We Need a Trust Fund - or Superfund - for AI

AI is everywhere, it is impacting people, society, and nature, and we need to start taking action - for Interior and beyond

Power transmission lines run through a forested, hilly landscape with a swath of trees cleared for the power lines.
High-voltage power lines are needed to accommodate the insatiable energy appetite of data centers for generative AI and similar applications, and they carry costs like the fragmentation and destruction of habitats. Photo by Lasse Nystedt / Unsplash

BLUF (Bottom-Line Up-Front): The harms of artificial intelligence (AI), in particular generative AI, to people, society, and nature are significant and will impact everyone, including the US Department of the Interior and its mission. We should be proactive in our action rather than waiting for disaster.

Let’s dive in.

Impacts to People

A painter’s inspiring art was photographed and posted online a while back. Then a technology firm training a large language model (LLM) scraped that photo, where it got processed along with untold thousands of other such images. Some time later, the painter was not commissioned to provide illustrations for an organization’s website because the organization used that LLM to generate an image for pennies instead. Probably not quite as inspiring, and certainly not as original, but it worked. Maybe it was cheaper for the organization to take this path, but it was bad for the painter, and the world missed out on a piece of art their mind might have brought to the world.
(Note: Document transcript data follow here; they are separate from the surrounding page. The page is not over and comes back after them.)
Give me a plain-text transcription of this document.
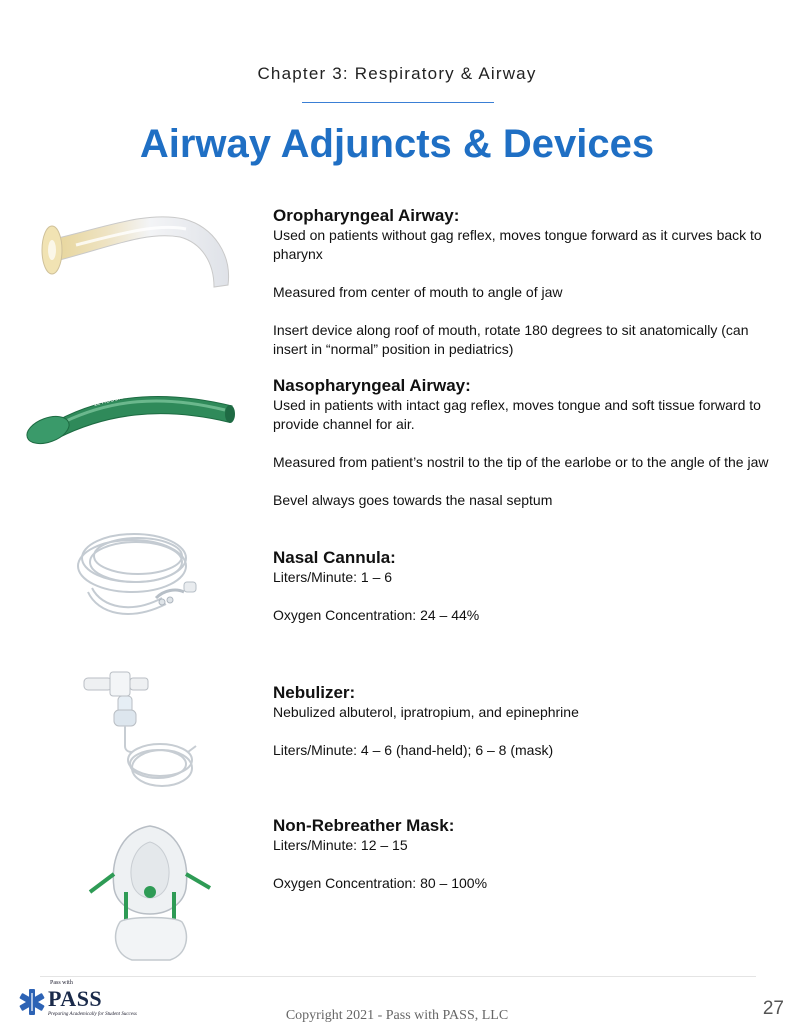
Chapter 3: Respiratory & Airway
Airway Adjuncts & Devices
12 RUSCH
Oropharyngeal Airway:

Used on patients without gag reflex, moves tongue forward as it curves back to pharynx

Measured from center of mouth to angle of jaw

Insert device along roof of mouth, rotate 180 degrees to sit anatomically (can insert in “normal” position in pediatrics)

Nasopharyngeal Airway:

Used in patients with intact gag reflex, moves tongue and soft tissue forward to provide channel for air.

Measured from patient’s nostril to the tip of the earlobe or to the angle of the jaw

Bevel always goes towards the nasal septum

Nasal Cannula:

Liters/Minute: 1 – 6

Oxygen Concentration: 24 – 44%

Nebulizer:

Nebulized albuterol, ipratropium, and epinephrine

Liters/Minute: 4 – 6 (hand-held); 6 – 8 (mask)

Non-Rebreather Mask:

Liters/Minute: 12 – 15

Oxygen Concentration: 80 – 100%

Pass with
PASS
Preparing Academically for Student Success	Copyright 2021 - Pass with PASS, LLC	27
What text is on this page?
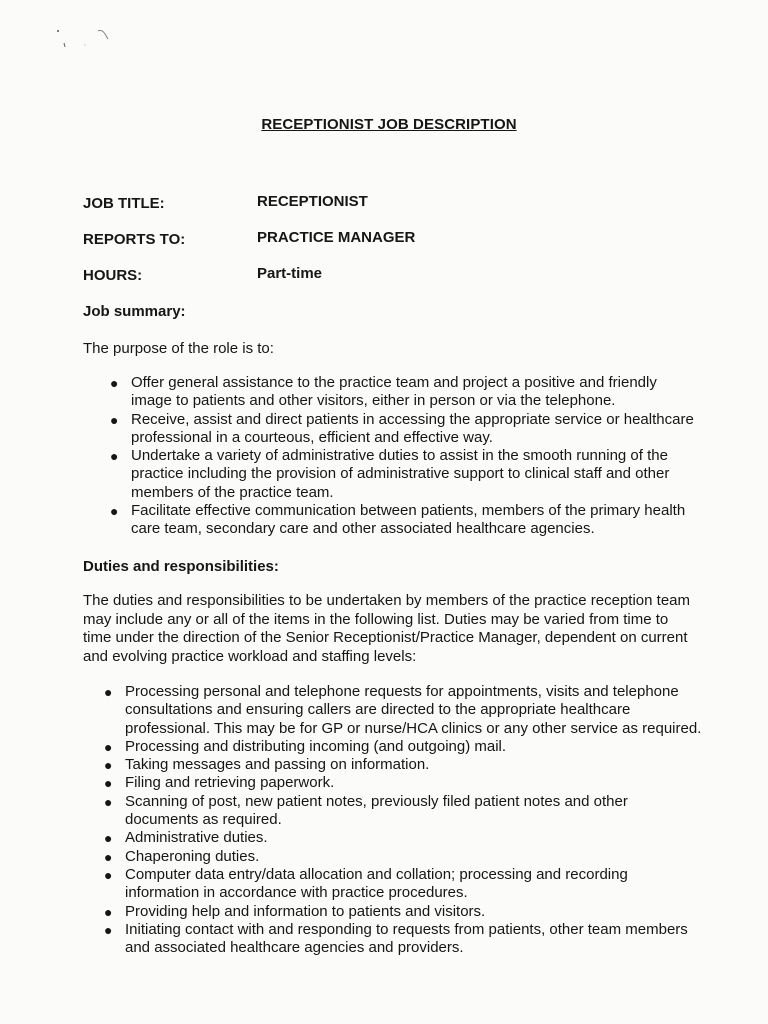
RECEPTIONIST JOB DESCRIPTION
JOB TITLE:	RECEPTIONIST
REPORTS TO:	PRACTICE MANAGER
HOURS:	Part-time
Job summary:

The purpose of the role is to:

● Offer general assistance to the practice team and project a positive and friendly image to patients and other visitors, either in person or via the telephone.
● Receive, assist and direct patients in accessing the appropriate service or healthcare professional in a courteous, efficient and effective way.
● Undertake a variety of administrative duties to assist in the smooth running of the practice including the provision of administrative support to clinical staff and other members of the practice team.
● Facilitate effective communication between patients, members of the primary health care team, secondary care and other associated healthcare agencies.
Duties and responsibilities:

The duties and responsibilities to be undertaken by members of the practice reception team may include any or all of the items in the following list. Duties may be varied from time to time under the direction of the Senior Receptionist/Practice Manager, dependent on current and evolving practice workload and staffing levels:

● Processing personal and telephone requests for appointments, visits and telephone consultations and ensuring callers are directed to the appropriate healthcare professional. This may be for GP or nurse/HCA clinics or any other service as required.
● Processing and distributing incoming (and outgoing) mail.
● Taking messages and passing on information.
● Filing and retrieving paperwork.
● Scanning of post, new patient notes, previously filed patient notes and other documents as required.
● Administrative duties.
● Chaperoning duties.
● Computer data entry/data allocation and collation; processing and recording information in accordance with practice procedures.
● Providing help and information to patients and visitors.
● Initiating contact with and responding to requests from patients, other team members and associated healthcare agencies and providers.
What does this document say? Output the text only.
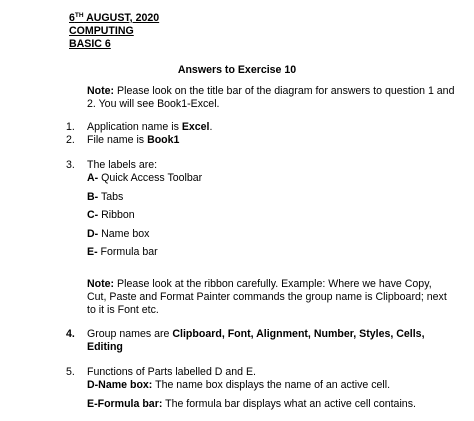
6TH AUGUST, 2020
COMPUTING
BASIC 6
Answers to Exercise 10
Note: Please look on the title bar of the diagram for answers to question 1 and
2. You will see Book1-Excel.
1. Application name is Excel.
2. File name is Book1
3. The labels are:
A- Quick Access Toolbar
B- Tabs
C- Ribbon
D- Name box
E- Formula bar
Note: Please look at the ribbon carefully. Example: Where we have Copy,
Cut, Paste and Format Painter commands the group name is Clipboard; next
to it is Font etc.
4. Group names are Clipboard, Font, Alignment, Number, Styles, Cells,
Editing
5. Functions of Parts labelled D and E.
D-Name box: The name box displays the name of an active cell.
E-Formula bar: The formula bar displays what an active cell contains.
Our story could also be a traveler and writer whose experience visiting a faraway place and navigating a new culture was scraped from their blog by the LLM, only for those learnings—their learnings—to be churned out of the LLM by a content farm that generates income for someone else. Someone is getting paid, just not the person with the experience. 

Or our example could be a translator or a musician, a freelance journalist or a filmmaker…anyone whose creativity, experience, learning, and works were used to train an AI model that then produces outputs that mimic original, human contributions, but are clearly not the same, with legal implications. These examples are hypotheticals that are not fanciful—they’re generalizations of what is happening right now.